Auch am nächsten Tag war das Thema noch heiß diskutiert. Während SPÖ-Bürgermeisterin Elisabeth Böhm das Kulturzentrum des Landes als Prestigeprojekt für Neusiedl am See sieht und auch als Chance einen „Schandfleck“ am See endlich in etwas Schönes zu verwandeln, hätte die ÖVP der Stadtgemeinde das Kulturzentrum lieber im Ortskern und nicht weitab vom Schuss im Seebad. Außerdem möchten Vizebürgermeisterin Sabine Nyikos und ihre Mannen die Bevölkerung mehr in das Projekt involviert. „Wir sind für ein Kulturzentrum in Neusiedl am See“, sagt sie. „Aber nicht um jeden Preis“.
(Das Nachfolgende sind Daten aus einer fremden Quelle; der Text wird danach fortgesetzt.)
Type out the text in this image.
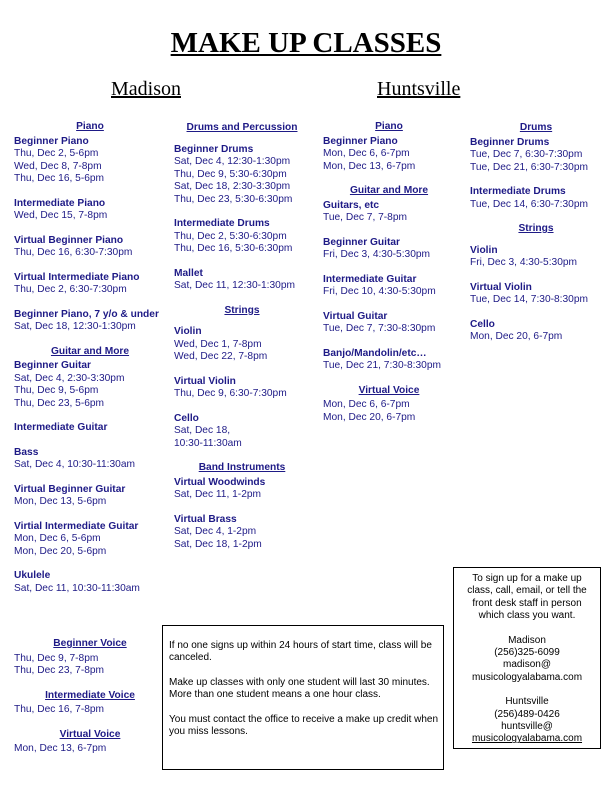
MAKE UP CLASSES
Madison	Huntsville
Piano
Beginner Piano
Thu, Dec 2, 5-6pm
Wed, Dec 8, 7-8pm
Thu, Dec 16, 5-6pm
Intermediate Piano
Wed, Dec 15, 7-8pm
Virtual Beginner Piano
Thu, Dec 16, 6:30-7:30pm
Virtual Intermediate Piano
Thu, Dec 2, 6:30-7:30pm
Beginner Piano, 7 y/o & under
Sat, Dec 18, 12:30-1:30pm
Guitar and More
Beginner Guitar
Sat, Dec 4, 2:30-3:30pm
Thu, Dec 9, 5-6pm
Thu, Dec 23, 5-6pm
Intermediate Guitar
Bass
Sat, Dec 4, 10:30-11:30am
Virtual Beginner Guitar
Mon, Dec 13, 5-6pm
Virtial Intermediate Guitar
Mon, Dec 6, 5-6pm
Mon, Dec 20, 5-6pm
Ukulele
Sat, Dec 11, 10:30-11:30am
Beginner Voice
Thu, Dec 9, 7-8pm
Thu, Dec 23, 7-8pm
Intermediate Voice
Thu, Dec 16, 7-8pm
Virtual Voice
Mon, Dec 13, 6-7pm
Drums and Percussion
Beginner Drums
Sat, Dec 4, 12:30-1:30pm
Thu, Dec 9, 5:30-6:30pm
Sat, Dec 18, 2:30-3:30pm
Thu, Dec 23, 5:30-6:30pm
Intermediate Drums
Thu, Dec 2, 5:30-6:30pm
Thu, Dec 16, 5:30-6:30pm
Mallet
Sat, Dec 11, 12:30-1:30pm
Strings
Violin
Wed, Dec 1, 7-8pm
Wed, Dec 22, 7-8pm
Virtual Violin
Thu, Dec 9, 6:30-7:30pm
Cello
Sat, Dec 18,
10:30-11:30am
Band Instruments
Virtual Woodwinds
Sat, Dec 11, 1-2pm
Virtual Brass
Sat, Dec 4, 1-2pm
Sat, Dec 18, 1-2pm
Piano
Beginner Piano
Mon, Dec 6, 6-7pm
Mon, Dec 13, 6-7pm
Guitar and More
Guitars, etc
Tue, Dec 7, 7-8pm
Beginner Guitar
Fri, Dec 3, 4:30-5:30pm
Intermediate Guitar
Fri, Dec 10, 4:30-5:30pm
Virtual Guitar
Tue, Dec 7, 7:30-8:30pm
Banjo/Mandolin/etc…
Tue, Dec 21, 7:30-8:30pm
Virtual Voice
Mon, Dec 6, 6-7pm
Mon, Dec 20, 6-7pm
Drums
Beginner Drums
Tue, Dec 7, 6:30-7:30pm
Tue, Dec 21, 6:30-7:30pm
Intermediate Drums
Tue, Dec 14, 6:30-7:30pm
Strings
Violin
Fri, Dec 3, 4:30-5:30pm
Virtual Violin
Tue, Dec 14, 7:30-8:30pm
Cello
Mon, Dec 20, 6-7pm
If no one signs up within 24 hours of start time, class will be canceled.
Make up classes with only one student will last 30 minutes. More than one student means a one hour class.
You must contact the office to receive a make up credit when you miss lessons.
To sign up for a make up class, call, email, or tell the front desk staff in person which class you want.
Madison
(256)325-6099
madison@
musicologyalabama.com
Huntsville
(256)489-0426
huntsville@
musicologyalabama.com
Parkplatz und Wiese als Streitpunkt
Und meint damit den Preis, den das Land für ein 700 m² großes geschottertes Grundstück neben dem Seerestaurant, nämlich 24,50 Euro pro Quadratmeter, zahlen möchte. Das Seerestaurant selbst ging für 1600 Euro pro Quadratmeter ans Land. Nyikos ortet hier das „verscherbeln von Tafelsilber“. Wie aber können so konträre Preise auftreten? „Das Grundstück ist als Parkplatz gewidmet“, erklärt Böhm. „Das kann man nicht mit Baugrund vergleichen. Wenn wir aber vom Tafelsilber sprechen. Die ÖVP hat das Seerestaurant vor 40 Jahren an einen Privaten verscherbelt. Das wird gerne vergessen. Ich bin froh, dass es jetzt wieder in öffentlicher Hand ist.“
Den Kritikpunkt von Nyikos, dass für die vor dem Seerestaurant liegende Wiese (2000 ) ein Baurechtsvertrag für 1 Euro beschlossen werden sollte, erklärt die Bürgermeisterin so: „Das Baurecht dort wird benötigt, damit man Bühnen oder Skulpturen aufstellen kann. Es wird kein Gebäude geben“, so Böhm.
FPÖ meldete sich zu Wort
Auch Landtagsabgeordneter Mario Jaksch aus Bruckneudorf meldete sich am Tag danach zu Wort. Er sieht in dem Auszug der ÖVP in Neusiedl am See keinen normalen politischen Zwischenfall, sondern den erschreckender Beleg dafür, wie weit sich das „System Doskozil“ bereits von demokratischer Normalität entfernt hat. „Dass die ÖVP Mandatare gegangen sind, kam nicht aus dem Nichts“, so Jaksch. „Ich sehe den Grund darin, dass die SPÖ Burgenland versuchte, ihr Konzept für das neue Kulturzentrum in Neusiedl ohne ernsthafte Debatte und innerhalb weniger Tage durch den Gemeinderat zu drücken. Ohne Beteiligung, ohne Reflexion, ohne Transparenz. Nordkorea lässt grüßen. Das geht so nicht!“
Übrigens: Die Anträge der SPÖ am Dienstag wären durchgegangen. Denn auch, wenn die ÖVP dagegen gestimmt hätte, Rainer Fussenegger von den Grünen hat nach der Sitzung verraten, dass er und seine Parteikollegin mit der SPÖ mitgestimmt hätten. Nächste Chance für diesen und alle anderen Tagesordnungspunkte: In etwa zehn Tagen.
Verlässt die ÖVP diesmal die Sitzung, ist der Gemeinderat auch mit der Hälfte der Leute beschlussfähig. Ein zweites Mal geht diese Verzögerungstaktik also nicht auf.